I've made one assumption here which is that you know how to solve inequalities like $0<(x-2)(x+2)$, let me know if that's not the case and we can go through that as well.
Now, the second method. Your function inside the absolute value is continuous everywhere except the asymptotes, which is where the denominator is equal to 0. So lets first look at the boundaries of the set where the equation is satisfied. \begin{align*} &\left\vert\frac{x^2-5x+4}{x^2-4}\right\vert=1 \\ \Rightarrow&\frac{x^2-5x+4}{x^2-4}=\pm 1. \\ &\left\{\begin{array}{ll}\frac{x^2-5x+4}{x^2-4}=1\\ \frac{x^2-5x+4}{x^2-4}=-1\end{array}\right. \\ \Rightarrow&\left\{\begin{array}{ll}x^2-5x+4=x^2-4\\ x^2-5x+4=-x^2+4\end{array}\right. \\ \Rightarrow&\left\{\begin{array}{ll}-5x+8=0\\ 2x^2-5x=0\end{array}\right. \\ \Rightarrow&\left\{\begin{array}{ll}-5x+8=0\\ x(2x-5)=0\end{array}\right. \\ \Rightarrow &x=0,\frac{8}{5},\frac{5}{2}. \end{align*} At these points, the function $\left\vert\frac{x^2-5x+4}{x^2-4}\right\vert$ potentially switches from being less than 1 to being greater than 1, or from being greater than 1 to being less than 1. This can also happen when the denominator is equal to 0, which is when $x=-2,2$, as the function can switch from being close to $-\infty$ to being close to $+\infty$ for example.

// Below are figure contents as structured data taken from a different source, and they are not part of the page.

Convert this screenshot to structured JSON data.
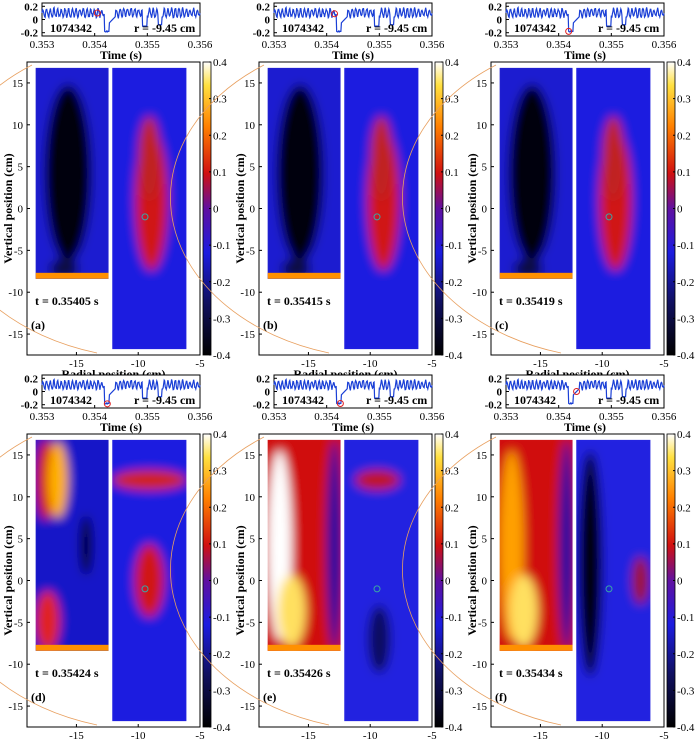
{
  "figure": {
    "shot": "1074342",
    "radius_label": "r = -9.45 cm",
    "trace_xlabel": "Time (s)",
    "trace_xticks": [
      "0.353",
      "0.354",
      "0.355",
      "0.356"
    ],
    "trace_yticks": [
      "0.2",
      "0",
      "-0.2"
    ],
    "map_xlabel": "Radial position (cm)",
    "map_ylabel": "Vertical position (cm)",
    "map_xticks": [
      "-15",
      "-10",
      "-5"
    ],
    "map_yticks": [
      "15",
      "10",
      "5",
      "0",
      "-5",
      "-10",
      "-15"
    ],
    "colorbar_ticks": [
      "0.4",
      "0.3",
      "0.2",
      "0.1",
      "0",
      "-0.1",
      "-0.2",
      "-0.3",
      "-0.4"
    ],
    "colors": {
      "trace_line": "#1a3fd6",
      "marker": "#e02020",
      "probe_circle": "#3aa6a6",
      "boundary_arc": "#e8a060"
    }
  },
  "panels": [
    {
      "label": "(a)",
      "time_label": "t = 0.35405 s",
      "marker_time": 0.35405,
      "left_pattern": "negative",
      "right_pattern": "center-red"
    },
    {
      "label": "(b)",
      "time_label": "t = 0.35415 s",
      "marker_time": 0.35415,
      "left_pattern": "negative",
      "right_pattern": "center-red"
    },
    {
      "label": "(c)",
      "time_label": "t = 0.35419 s",
      "marker_time": 0.35419,
      "left_pattern": "negative",
      "right_pattern": "center-red"
    },
    {
      "label": "(d)",
      "time_label": "t = 0.35424 s",
      "marker_time": 0.35424,
      "left_pattern": "mixed",
      "right_pattern": "upper-red"
    },
    {
      "label": "(e)",
      "time_label": "t = 0.35426 s",
      "marker_time": 0.35426,
      "left_pattern": "positive",
      "right_pattern": "blue"
    },
    {
      "label": "(f)",
      "time_label": "t = 0.35434 s",
      "marker_time": 0.35434,
      "left_pattern": "positive",
      "right_pattern": "dark"
    }
  ]
}
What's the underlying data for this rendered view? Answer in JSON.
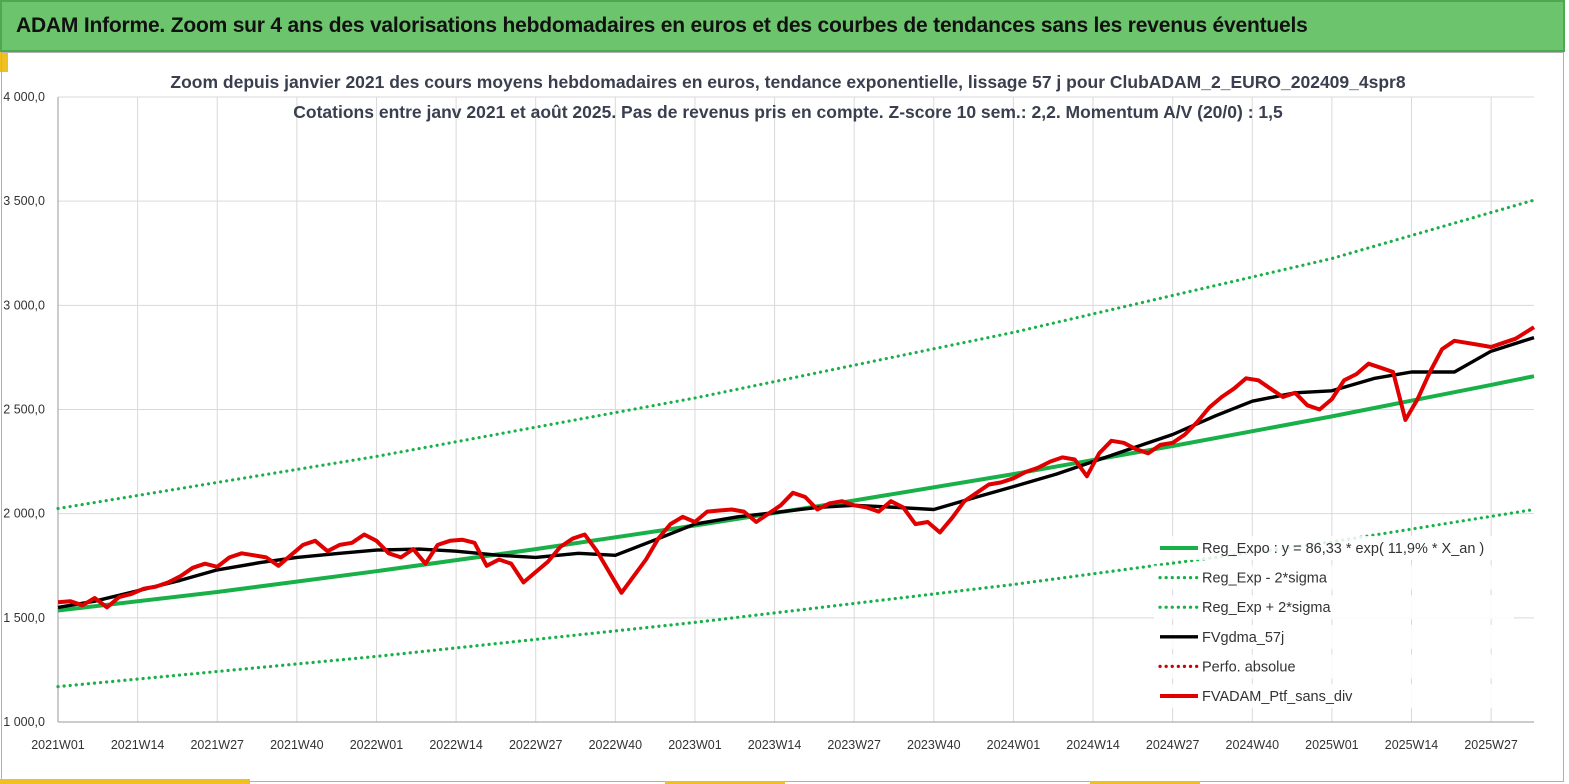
{
  "header": {
    "title": "ADAM Informe. Zoom sur 4 ans des valorisations hebdomadaires en euros et des courbes de tendances sans les revenus éventuels"
  },
  "colors": {
    "banner": "#6cc46c",
    "accent": "#f0c020",
    "reg_expo": "#19b04a",
    "sigma": "#19b04a",
    "gdma": "#000000",
    "perfo": "#d00000",
    "ptf": "#e00000",
    "grid": "#d9d9d9"
  },
  "chart_data": {
    "type": "line",
    "title": "Zoom depuis janvier 2021 des cours moyens hebdomadaires  en euros, tendance exponentielle, lissage 57 j  pour ClubADAM_2_EURO_202409_4spr8",
    "subtitle": "Cotations  entre janv 2021 et août 2025. Pas de revenus pris en compte. Z-score 10 sem.: 2,2. Momentum A/V (20/0) : 1,5",
    "ylim": [
      1000,
      4000
    ],
    "y_ticks": [
      "1 000,0",
      "1 500,0",
      "2 000,0",
      "2 500,0",
      "3 000,0",
      "3 500,0",
      "4 000,0"
    ],
    "y_tick_values": [
      1000,
      1500,
      2000,
      2500,
      3000,
      3500,
      4000
    ],
    "x_range_weeks": [
      0,
      241
    ],
    "x_ticks": [
      "2021W01",
      "2021W14",
      "2021W27",
      "2021W40",
      "2022W01",
      "2022W14",
      "2022W27",
      "2022W40",
      "2023W01",
      "2023W14",
      "2023W27",
      "2023W40",
      "2024W01",
      "2024W14",
      "2024W27",
      "2024W40",
      "2025W01",
      "2025W14",
      "2025W27"
    ],
    "x_tick_weeks": [
      0,
      13,
      26,
      39,
      52,
      65,
      78,
      91,
      104,
      117,
      130,
      143,
      156,
      169,
      182,
      195,
      208,
      221,
      234
    ],
    "grid": true,
    "legend_position": "bottom-right",
    "series": [
      {
        "name": "Reg_Expo : y = 86,33 * exp( 11,9% *  X_an )",
        "style": "solid-thick",
        "color_key": "reg_expo",
        "x": [
          0,
          26,
          52,
          78,
          104,
          130,
          156,
          182,
          208,
          234,
          241
        ],
        "y": [
          1535,
          1624,
          1724,
          1830,
          1943,
          2063,
          2190,
          2325,
          2467,
          2618,
          2660
        ]
      },
      {
        "name": "Reg_Exp - 2*sigma",
        "style": "dotted",
        "color_key": "sigma",
        "x": [
          0,
          52,
          104,
          156,
          208,
          241
        ],
        "y": [
          1170,
          1315,
          1478,
          1660,
          1865,
          2020
        ]
      },
      {
        "name": "Reg_Exp + 2*sigma",
        "style": "dotted",
        "color_key": "sigma",
        "x": [
          0,
          52,
          104,
          156,
          208,
          241
        ],
        "y": [
          2025,
          2275,
          2555,
          2870,
          3225,
          3505
        ]
      },
      {
        "name": "FVgdma_57j",
        "style": "solid",
        "color_key": "gdma",
        "x": [
          0,
          6,
          13,
          20,
          26,
          33,
          39,
          46,
          52,
          59,
          65,
          72,
          78,
          85,
          91,
          98,
          104,
          111,
          117,
          124,
          130,
          137,
          143,
          150,
          156,
          163,
          169,
          176,
          182,
          189,
          195,
          202,
          208,
          215,
          221,
          228,
          234,
          241
        ],
        "y": [
          1550,
          1580,
          1630,
          1680,
          1730,
          1765,
          1790,
          1810,
          1825,
          1830,
          1820,
          1800,
          1790,
          1810,
          1800,
          1880,
          1950,
          1985,
          2005,
          2030,
          2040,
          2030,
          2020,
          2080,
          2130,
          2190,
          2250,
          2320,
          2380,
          2470,
          2540,
          2580,
          2590,
          2650,
          2680,
          2680,
          2780,
          2845
        ]
      },
      {
        "name": "Perfo. absolue",
        "style": "dotted",
        "color_key": "perfo",
        "x": [],
        "y": []
      },
      {
        "name": "FVADAM_Ptf_sans_div",
        "style": "solid-thick",
        "color_key": "ptf",
        "x": [
          0,
          2,
          4,
          6,
          8,
          10,
          12,
          14,
          16,
          18,
          20,
          22,
          24,
          26,
          28,
          30,
          32,
          34,
          36,
          38,
          40,
          42,
          44,
          46,
          48,
          50,
          52,
          54,
          56,
          58,
          60,
          62,
          64,
          66,
          68,
          70,
          72,
          74,
          76,
          78,
          80,
          82,
          84,
          86,
          88,
          90,
          92,
          94,
          96,
          98,
          100,
          102,
          104,
          106,
          108,
          110,
          112,
          114,
          116,
          118,
          120,
          122,
          124,
          126,
          128,
          130,
          132,
          134,
          136,
          138,
          140,
          142,
          144,
          146,
          148,
          150,
          152,
          154,
          156,
          158,
          160,
          162,
          164,
          166,
          168,
          170,
          172,
          174,
          176,
          178,
          180,
          182,
          184,
          186,
          188,
          190,
          192,
          194,
          196,
          198,
          200,
          202,
          204,
          206,
          208,
          210,
          212,
          214,
          216,
          218,
          220,
          222,
          224,
          226,
          228,
          230,
          232,
          234,
          236,
          238,
          241
        ],
        "y": [
          1575,
          1580,
          1560,
          1595,
          1550,
          1600,
          1615,
          1640,
          1650,
          1670,
          1700,
          1740,
          1760,
          1745,
          1790,
          1810,
          1800,
          1790,
          1750,
          1800,
          1850,
          1870,
          1820,
          1850,
          1860,
          1900,
          1870,
          1810,
          1790,
          1830,
          1760,
          1850,
          1870,
          1875,
          1860,
          1750,
          1780,
          1760,
          1670,
          1720,
          1770,
          1840,
          1880,
          1900,
          1820,
          1720,
          1620,
          1700,
          1780,
          1880,
          1950,
          1985,
          1960,
          2010,
          2015,
          2020,
          2010,
          1960,
          2000,
          2040,
          2100,
          2080,
          2020,
          2050,
          2060,
          2040,
          2030,
          2010,
          2060,
          2030,
          1950,
          1960,
          1910,
          1980,
          2060,
          2100,
          2140,
          2150,
          2170,
          2200,
          2220,
          2250,
          2270,
          2260,
          2180,
          2290,
          2350,
          2340,
          2310,
          2290,
          2330,
          2340,
          2380,
          2440,
          2510,
          2560,
          2600,
          2650,
          2640,
          2600,
          2560,
          2580,
          2520,
          2500,
          2550,
          2640,
          2670,
          2720,
          2700,
          2680,
          2450,
          2550,
          2680,
          2790,
          2830,
          2820,
          2810,
          2800,
          2820,
          2840,
          2895
        ]
      }
    ]
  }
}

These values together are then the only times the inequality $\left\vert\frac{x^2-5x+4}{x^2-4}\right\vert\leq 1$ potentially changes from being true to not true. Therefore in between these points, if the inequality is true (or false) for one value it's true (or false) for all values. So we just need to pick values in the intervals \begin{align*} (-\infty,-2),(-2,0],\left(0,\frac{8}{5}\right],\left(\frac{8}{5},2\right),\left(2,\frac{5}{2}\right],\left(\frac{5}{2},\infty\right) \end{align*} to see if the inequality is true in the interval. Note when I use open and closed ends in the intervals, it doesn't matter in which interval you include $x=\frac{5}{2}$, but you don't include $x=2$ in either interval because the function is not defined there.
So for $(-\infty,-2)$ let $x=-3$. Then $\left\vert\frac{x^2-5x+4}{x^2-4}\right\vert=\left\vert\frac{9+15+4}{9-4}\right\vert=\left\vert\frac{28}{5}\right\vert=\frac{28}{5}> 1$. So the inequality is false when $x=-3$ and so is false in the entire interval $(-\infty,-2)$. Repeat for the other intervals to get the same answers as before.